The Dream of the Rood (the Cross) is, according to The Norton Anthology of English Literature, “the finest of a rather large number of religious poems in Old English.” It is one of the oldest works of Old English surviving today. It was preserved in the “Vercelli Book” found in northern Italy in the 10th century, but may be much older. Its author is unknown, although scholars have often suggested either of two Anglo Saxon Christian poets: Cynewulf or Cædmon.

The entire poem is about 1200 words, and was written in the alliterative style of Old English. The poem begins and ends with the story told by the dreamer; the central section is from the point-of-view of the Cross itself.

The Dream of the Rood portrays powerful paradox. The Cross is a symbol both of shame and of glory. It is a place of defeat and victory. The Cross submits to God’s will — not bending or breaking, although it could have fallen and crushed the crucifiers — and is thus used to crucify Christ. The Rood suffers along with Jesus, feeling the nails pierce its cross-beam, being stained with blood, even feeling the mocking that was flung at Christ.

The connections between the dreamer, the Cross, Christ himself, and ourselves are strongly felt in this poem.

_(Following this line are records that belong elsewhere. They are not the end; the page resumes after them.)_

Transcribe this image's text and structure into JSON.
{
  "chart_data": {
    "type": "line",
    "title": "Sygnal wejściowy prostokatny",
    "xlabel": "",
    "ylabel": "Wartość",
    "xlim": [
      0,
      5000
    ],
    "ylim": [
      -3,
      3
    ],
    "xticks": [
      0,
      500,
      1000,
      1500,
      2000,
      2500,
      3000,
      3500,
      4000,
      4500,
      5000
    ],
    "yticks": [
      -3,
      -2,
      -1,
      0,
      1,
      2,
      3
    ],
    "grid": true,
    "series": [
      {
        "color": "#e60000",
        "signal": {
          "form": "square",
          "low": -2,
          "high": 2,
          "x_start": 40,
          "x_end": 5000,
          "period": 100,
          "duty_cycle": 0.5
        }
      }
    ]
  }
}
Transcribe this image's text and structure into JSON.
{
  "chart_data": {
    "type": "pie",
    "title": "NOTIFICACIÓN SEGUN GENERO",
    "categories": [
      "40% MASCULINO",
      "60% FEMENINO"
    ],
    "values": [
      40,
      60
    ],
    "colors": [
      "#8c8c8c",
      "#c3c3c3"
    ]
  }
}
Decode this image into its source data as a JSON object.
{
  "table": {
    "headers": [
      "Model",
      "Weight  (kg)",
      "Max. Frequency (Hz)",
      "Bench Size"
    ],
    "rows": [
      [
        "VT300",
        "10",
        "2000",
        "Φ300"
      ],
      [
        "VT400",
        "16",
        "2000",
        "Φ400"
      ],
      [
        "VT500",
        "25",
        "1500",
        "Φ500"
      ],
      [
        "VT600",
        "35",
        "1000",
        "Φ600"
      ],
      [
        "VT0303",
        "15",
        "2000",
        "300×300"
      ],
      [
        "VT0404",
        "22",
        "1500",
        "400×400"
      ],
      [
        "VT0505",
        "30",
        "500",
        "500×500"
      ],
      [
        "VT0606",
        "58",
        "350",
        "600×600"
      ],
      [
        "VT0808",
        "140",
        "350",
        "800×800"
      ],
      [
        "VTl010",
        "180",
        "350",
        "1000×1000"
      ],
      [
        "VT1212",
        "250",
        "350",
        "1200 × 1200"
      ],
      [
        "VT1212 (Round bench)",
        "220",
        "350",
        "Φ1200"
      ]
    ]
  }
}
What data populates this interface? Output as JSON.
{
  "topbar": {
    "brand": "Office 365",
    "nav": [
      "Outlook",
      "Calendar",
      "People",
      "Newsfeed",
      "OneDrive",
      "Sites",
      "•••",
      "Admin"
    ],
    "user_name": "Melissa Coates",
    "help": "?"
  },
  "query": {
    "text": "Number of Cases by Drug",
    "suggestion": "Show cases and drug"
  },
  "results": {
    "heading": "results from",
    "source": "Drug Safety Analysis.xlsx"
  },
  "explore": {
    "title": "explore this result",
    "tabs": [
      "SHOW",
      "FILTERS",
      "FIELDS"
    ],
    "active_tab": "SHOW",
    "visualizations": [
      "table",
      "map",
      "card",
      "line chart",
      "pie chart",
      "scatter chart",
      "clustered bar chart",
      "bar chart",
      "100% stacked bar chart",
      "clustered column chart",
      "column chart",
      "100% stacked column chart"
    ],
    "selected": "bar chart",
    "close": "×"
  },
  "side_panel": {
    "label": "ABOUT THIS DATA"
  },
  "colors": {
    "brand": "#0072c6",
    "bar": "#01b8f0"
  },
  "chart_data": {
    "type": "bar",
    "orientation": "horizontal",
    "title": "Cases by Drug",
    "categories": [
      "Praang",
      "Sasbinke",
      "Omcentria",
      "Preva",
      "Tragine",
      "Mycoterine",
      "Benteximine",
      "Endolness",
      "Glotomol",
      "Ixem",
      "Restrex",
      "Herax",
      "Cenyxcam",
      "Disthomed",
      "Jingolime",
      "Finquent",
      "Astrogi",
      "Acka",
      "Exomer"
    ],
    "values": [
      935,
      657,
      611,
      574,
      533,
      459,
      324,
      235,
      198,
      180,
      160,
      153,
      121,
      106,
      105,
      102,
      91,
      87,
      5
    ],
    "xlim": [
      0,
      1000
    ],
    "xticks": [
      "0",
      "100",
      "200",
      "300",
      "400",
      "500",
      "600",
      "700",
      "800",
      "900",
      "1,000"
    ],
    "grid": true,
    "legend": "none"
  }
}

from The Dream of the Rood

The choicest of visions I wish to tell,
which came as a dream in middle-night,
after voice-bearers lay at rest.
It seemed that I saw a most wondrous tree
born aloft, wound round by light,
brightest of beams. All was that beacon
sprinkled with gold. Gems stood
fair at earth’s corners; there likewise five
shone on the shoulder-span. All there beheld the Angel of God,
fair through predestiny. Indeed, that was no wicked one’s gallows,
but holy souls beheld it there,
men over earth, and all this great creation.
Wondrous that victory-beam—and I stained with sins,
with wounds of disgrace. I saw glory’s tree
honoured with trappings, shining with joys,
decked with gold; gems had
wrapped that forest tree worthily round.
Yet through that gold I clearly perceived
old strife of wretches, when first it began
to bleed on its right side. With sorrows most troubled,
I feared that fair sight. I saw that doom-beacon
turn trappings and hews: sometimes with water wet,
drenched with blood’s going; sometimes with jewels decked.
But lying there long while, I,
troubled, beheld the Healer’s tree,
until I heard its fair voice.
Then best wood spoke these words…

The above translation is by Jonathan A. Glenn and may be viewed in its entirety here.

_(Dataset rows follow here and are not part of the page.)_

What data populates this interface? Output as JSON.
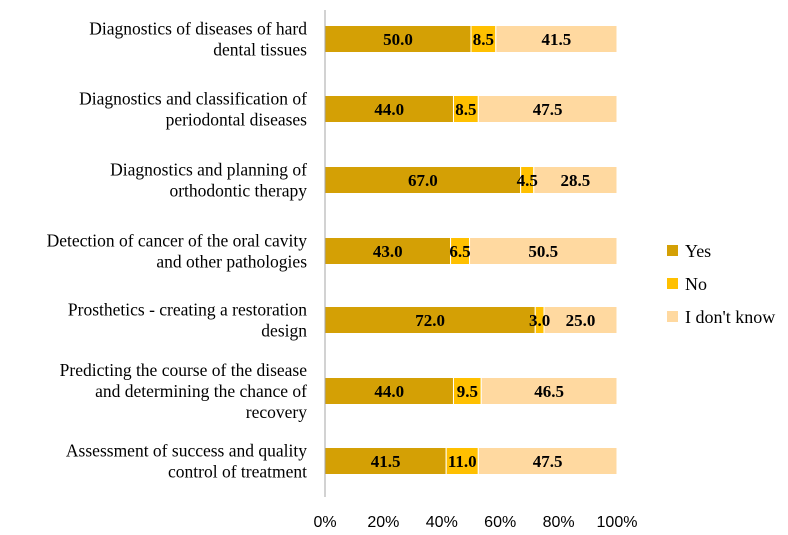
{
  "chart_data": {
    "type": "bar",
    "orientation": "horizontal",
    "stacked": "percent",
    "categories": [
      [
        "Diagnostics of diseases of hard",
        "dental tissues"
      ],
      [
        "Diagnostics and classification of",
        "periodontal diseases"
      ],
      [
        "Diagnostics and planning of",
        "orthodontic therapy"
      ],
      [
        "Detection of cancer of the oral cavity",
        "and other pathologies"
      ],
      [
        "Prosthetics - creating a restoration",
        "design"
      ],
      [
        "Predicting the course of the disease",
        "and determining the chance of",
        "recovery"
      ],
      [
        "Assessment of success and quality",
        "control of treatment"
      ]
    ],
    "series": [
      {
        "name": "Yes",
        "color": "#D4A005",
        "values": [
          50.0,
          44.0,
          67.0,
          43.0,
          72.0,
          44.0,
          41.5
        ]
      },
      {
        "name": "No",
        "color": "#FFC000",
        "values": [
          8.5,
          8.5,
          4.5,
          6.5,
          3.0,
          9.5,
          11.0
        ]
      },
      {
        "name": "I don't know",
        "color": "#FFD9A0",
        "values": [
          41.5,
          47.5,
          28.5,
          50.5,
          25.0,
          46.5,
          47.5
        ]
      }
    ],
    "value_labels": [
      [
        "50.0",
        "44.0",
        "67.0",
        "43.0",
        "72.0",
        "44.0",
        "41.5"
      ],
      [
        "8.5",
        "8.5",
        "4.5",
        "6.5",
        "3.0",
        "9.5",
        "11.0"
      ],
      [
        "41.5",
        "47.5",
        "28.5",
        "50.5",
        "25.0",
        "46.5",
        "47.5"
      ]
    ],
    "xlim": [
      0,
      100
    ],
    "x_ticks": [
      "0%",
      "20%",
      "40%",
      "60%",
      "80%",
      "100%"
    ],
    "grid": false,
    "legend_position": "right"
  }
}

Entry written by D.S. Martin. He is the award-winning author of the poetry collections Poiema (Wipf & Stock) and So The Moon Would Not Be Swallowed (Rubicon Press). They are both available at:


  1. Tony from Pandora

    Wow, that poem takes me back about 12 to my freshman lit class. I need to dust off my old Norton Anthology, Vol. 1 & 2…

  2. Ron Block


    That was beautiful. Saving it to reread so I can dig in more. I love the Rabbit Room – this place sets my mind on high things, on truth, beauty, and well done work.

  3. Nick and Susan

    When I first saw the title of this blog post, I recognised it immediately, but couldn’t think where I’d seen the poem before. I finally got a moment to sit down and read the whole poem this morning and now I’m almost sure I’ve read it before in my dad’s copy of The Anglo Saxon Chronicles.

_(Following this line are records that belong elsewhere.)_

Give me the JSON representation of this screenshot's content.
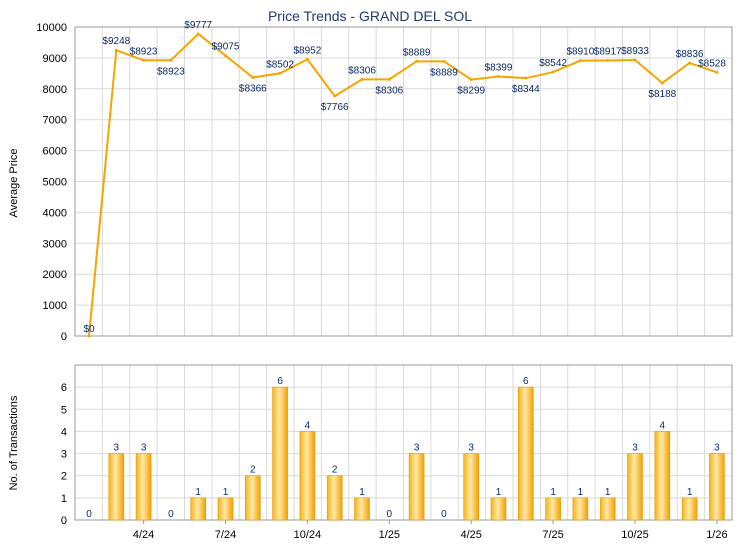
{
  "chart_data": [
    {
      "type": "line",
      "title": "Price Trends - GRAND DEL SOL",
      "ylabel": "Average Price",
      "ylim": [
        0,
        10000
      ],
      "yticks": [
        0,
        1000,
        2000,
        3000,
        4000,
        5000,
        6000,
        7000,
        8000,
        9000,
        10000
      ],
      "grid": true,
      "color": "#f5a400",
      "values": [
        0,
        9248,
        8923,
        8923,
        9777,
        9075,
        8366,
        8502,
        8952,
        7766,
        8306,
        8306,
        8889,
        8889,
        8299,
        8399,
        8344,
        8542,
        8910,
        8917,
        8933,
        8188,
        8836,
        8528
      ],
      "labels": [
        "$0",
        "$9248",
        "$8923",
        "$8923",
        "$9777",
        "$9075",
        "$8366",
        "$8502",
        "$8952",
        "$7766",
        "$8306",
        "$8306",
        "$8889",
        "$8889",
        "$8299",
        "$8399",
        "$8344",
        "$8542",
        "$8910",
        "$8917",
        "$8933",
        "$8188",
        "$8836",
        "$8528"
      ]
    },
    {
      "type": "bar",
      "ylabel": "No. of Transactions",
      "ylim": [
        0,
        7
      ],
      "yticks": [
        0,
        1,
        2,
        3,
        4,
        5,
        6
      ],
      "grid": true,
      "color": "#f5a400",
      "values": [
        0,
        3,
        3,
        0,
        1,
        1,
        2,
        6,
        4,
        2,
        1,
        0,
        3,
        0,
        3,
        1,
        6,
        1,
        1,
        1,
        3,
        4,
        1,
        3
      ],
      "xticks": [
        {
          "label": "4/24",
          "index": 2
        },
        {
          "label": "7/24",
          "index": 5
        },
        {
          "label": "10/24",
          "index": 8
        },
        {
          "label": "1/25",
          "index": 11
        },
        {
          "label": "4/25",
          "index": 14
        },
        {
          "label": "7/25",
          "index": 17
        },
        {
          "label": "10/25",
          "index": 20
        },
        {
          "label": "1/26",
          "index": 23
        }
      ]
    }
  ]
}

    I enjoy reading this kind of old literature and long to be able to study and learn more, not only of the works themselves, but also the people behind them. It fascinates me so much.

    One thing I particularly like about this actual poem, is the fact that the cross is personified. It is such an interesting concept., because you can then get into the mind of the cross, see what ‘he’ saw, through ‘his’ eyes, putting yourself in the Story in a most unusual but interesting way. Perhaps I’m taking it a little too far? The idea intrigues me.


  4. Nick and Susan

    p.s. my dad has informed me that this poem is not in The Anglo Saxon Chronicles after all. I have no idea where I’ve seen it before, if not in that book.